You might hear a lot of warnings about how difficult life is if you work in the arts – and it can be a struggle at times – but one thing you don’t hear about very often is how very lucrative touring can be.
I’m not even talking about being on a super high paying gig. I’d say that if you can reach steady employment even around $500-$700 a week with a per diem, you can make some real financial strides.
Well, the key here is steady employment. If the company you’re working for is putting you up along the way, and you can teach yourself how to live under your per diem (which isn’t that hard to do), you actually have a decent cash flow to either pay off your debts or super charge your savings.
There are a few skills you need to work on though to make your money really work for you.
You need to do everything you can to get rid of paying rent or a mortgage while you’re touring.
New Yorkers in particular are gangbusters at subletting. There are countless Facebook groups dedicated to finding subletters in all areas of the States (again, for New Yorkers, Gypsy Housing comes to mind) and there’s always Craigslist.
If you’re really lucky and you have a good relationship with them, moving back in with mom and dad when you’d really only be living there a few weeks of the year anyway can be a great option (and one I took advantage of for years). Pitch in when you’re home and they likely won’t even mind that you’re there.
If you’ve been touring for a while and feel confident you plan to continue, you can also house hack by living in a cheap area. As long as there’s a big airport within a distance you feel comfortable driving to (and from – after 20 hour travel days from whoknowswhere), you can likely live just about anywhere.
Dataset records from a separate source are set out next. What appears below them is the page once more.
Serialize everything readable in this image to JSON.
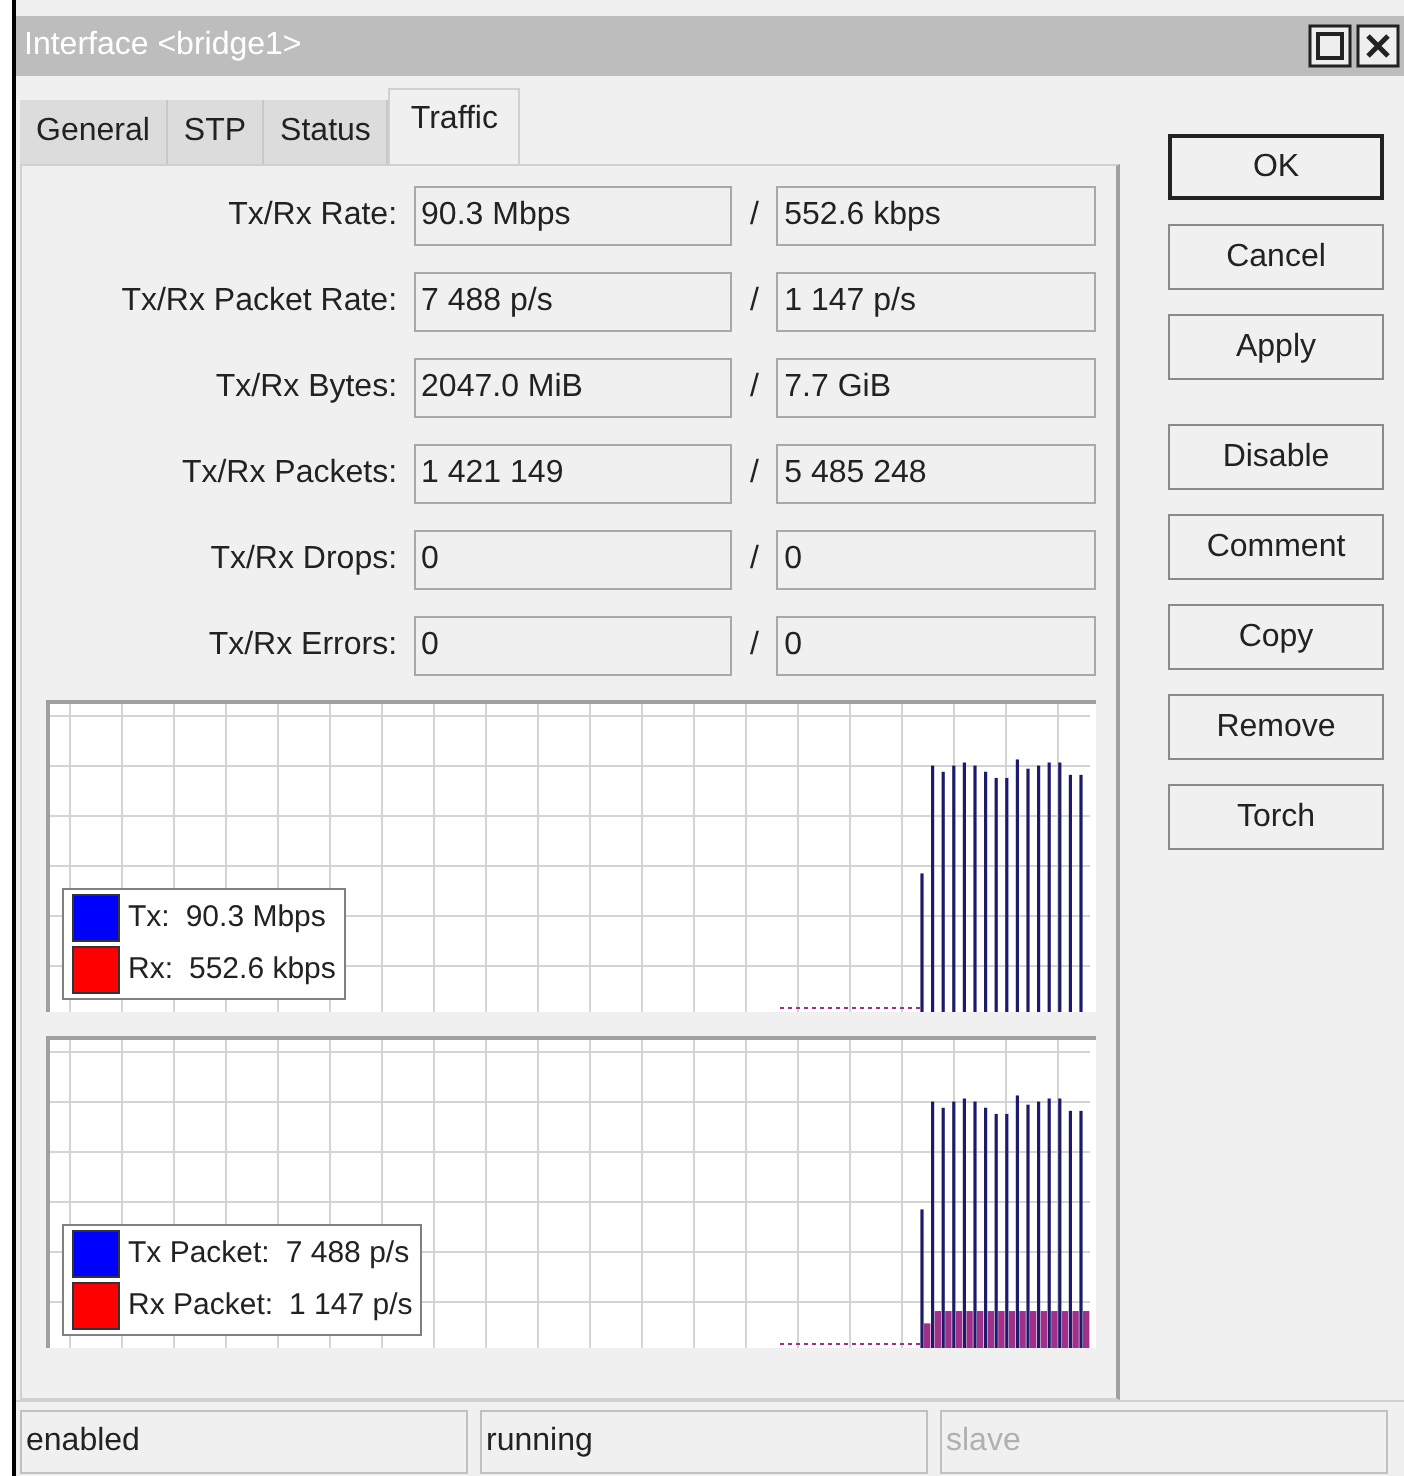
{
  "window": {
    "title": "Interface <bridge1>"
  },
  "tabs": [
    {
      "label": "General",
      "selected": false
    },
    {
      "label": "STP",
      "selected": false
    },
    {
      "label": "Status",
      "selected": false
    },
    {
      "label": "Traffic",
      "selected": true
    }
  ],
  "fields": [
    {
      "label": "Tx/Rx Rate:",
      "tx": "90.3 Mbps",
      "separator": "/",
      "rx": "552.6 kbps"
    },
    {
      "label": "Tx/Rx Packet Rate:",
      "tx": "7 488 p/s",
      "separator": "/",
      "rx": "1 147 p/s"
    },
    {
      "label": "Tx/Rx Bytes:",
      "tx": "2047.0 MiB",
      "separator": "/",
      "rx": "7.7 GiB"
    },
    {
      "label": "Tx/Rx Packets:",
      "tx": "1 421 149",
      "separator": "/",
      "rx": "5 485 248"
    },
    {
      "label": "Tx/Rx Drops:",
      "tx": "0",
      "separator": "/",
      "rx": "0"
    },
    {
      "label": "Tx/Rx Errors:",
      "tx": "0",
      "separator": "/",
      "rx": "0"
    }
  ],
  "graphs": [
    {
      "kind": "rate",
      "legend": [
        {
          "label": "Tx:",
          "value": "90.3 Mbps",
          "color": "#0000ff"
        },
        {
          "label": "Rx:",
          "value": "552.6 kbps",
          "color": "#ff0000"
        }
      ]
    },
    {
      "kind": "packets",
      "legend": [
        {
          "label": "Tx Packet:",
          "value": "7 488 p/s",
          "color": "#0000ff"
        },
        {
          "label": "Rx Packet:",
          "value": "1 147 p/s",
          "color": "#ff0000"
        }
      ]
    }
  ],
  "buttons": [
    {
      "label": "OK",
      "default": true
    },
    {
      "label": "Cancel",
      "default": false
    },
    {
      "label": "Apply",
      "default": false
    },
    {
      "label": "Disable",
      "default": false
    },
    {
      "label": "Comment",
      "default": false
    },
    {
      "label": "Copy",
      "default": false
    },
    {
      "label": "Remove",
      "default": false
    },
    {
      "label": "Torch",
      "default": false
    }
  ],
  "status_bar": [
    {
      "text": "enabled",
      "disabled": false
    },
    {
      "text": "running",
      "disabled": false
    },
    {
      "text": "slave",
      "disabled": true
    }
  ]
}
If you do own a house you’re barely in, that seems like a great time for a roommate. Not only do you save on the mortgage, someone is actually in the house to deal with issues that arise while you’re out of town.
Whatever you can do to minimize your recurring housing bills is probably going to make the biggest difference in really killing it while you tour.
Yeah, everyone hates that word. But your budget number is super easy now – spend less than your per diem.
And let’s be real, this is mostly super easy on tour. Do you know how often you get fed? If you’re hotel touring, it’s pretty rare to not get breakfast with your stay (unless you work somewhere super fancy – but most 2/3 star hotels have a breakfast buffet).
You also have a green room full of snacks and a lot of times you might get fed between shows on multiple show days.
I’m just saying, it’s a rare week when I’ve spent all of my per diem – and that includes hanging out with friends after work.
This means that all of the paycheck that hits your bank account can go to:
- Paying Off Debts
- Building an Emergency Savings Fund
- Saving for Retirement
Let me share with you a story of three early/mid-twenty somethings who worked on a cruise ship together. Two of us lived on next to nothing and were turning over nearly every paycheck for about two years to destroy our student loans. One did not take this approach.
Two of us are totally debt free and really financially stable now in our mid-thirties. One is not. Want to guess which one?
And from my point of view, I really wasn’t deprived of much making this choice while traveling the world. I saw tons of the world. I went on crazy adventures. I drank too much and ate tons of local foods. I just made sure I stayed within my per diem/budget.
…I definitely just got Hard Work from Fame stuck in my head for a second.
A key component of this plan also requires that you are re-hireable. So you want to make sure you do a good job on your tour. Every show closes eventually.
It’s a tiny community we have here, that gets a step tinier still in the touring subsection of it. If you do a good job, your name will get around, and you will get more work. If you do a crap job, your name will get around, and –
It’s not that we don’t all mess up sometimes, because we do, but overall strive to make sure you do better than you don’t.
The longer you can tour steadily, the bigger difference it’s going to make in your bottom line. One of the tricks though is to not get in the mindset that you just have tons of “extra” money.
Make your money work for you from day one. Redirect it right into other savings and investing accounts so you don’t get used to the idea of having a super flush checking account. Some companies might even let you make direct deposits into your retirement accounts or emergency savings account. The more you can set and forget the better.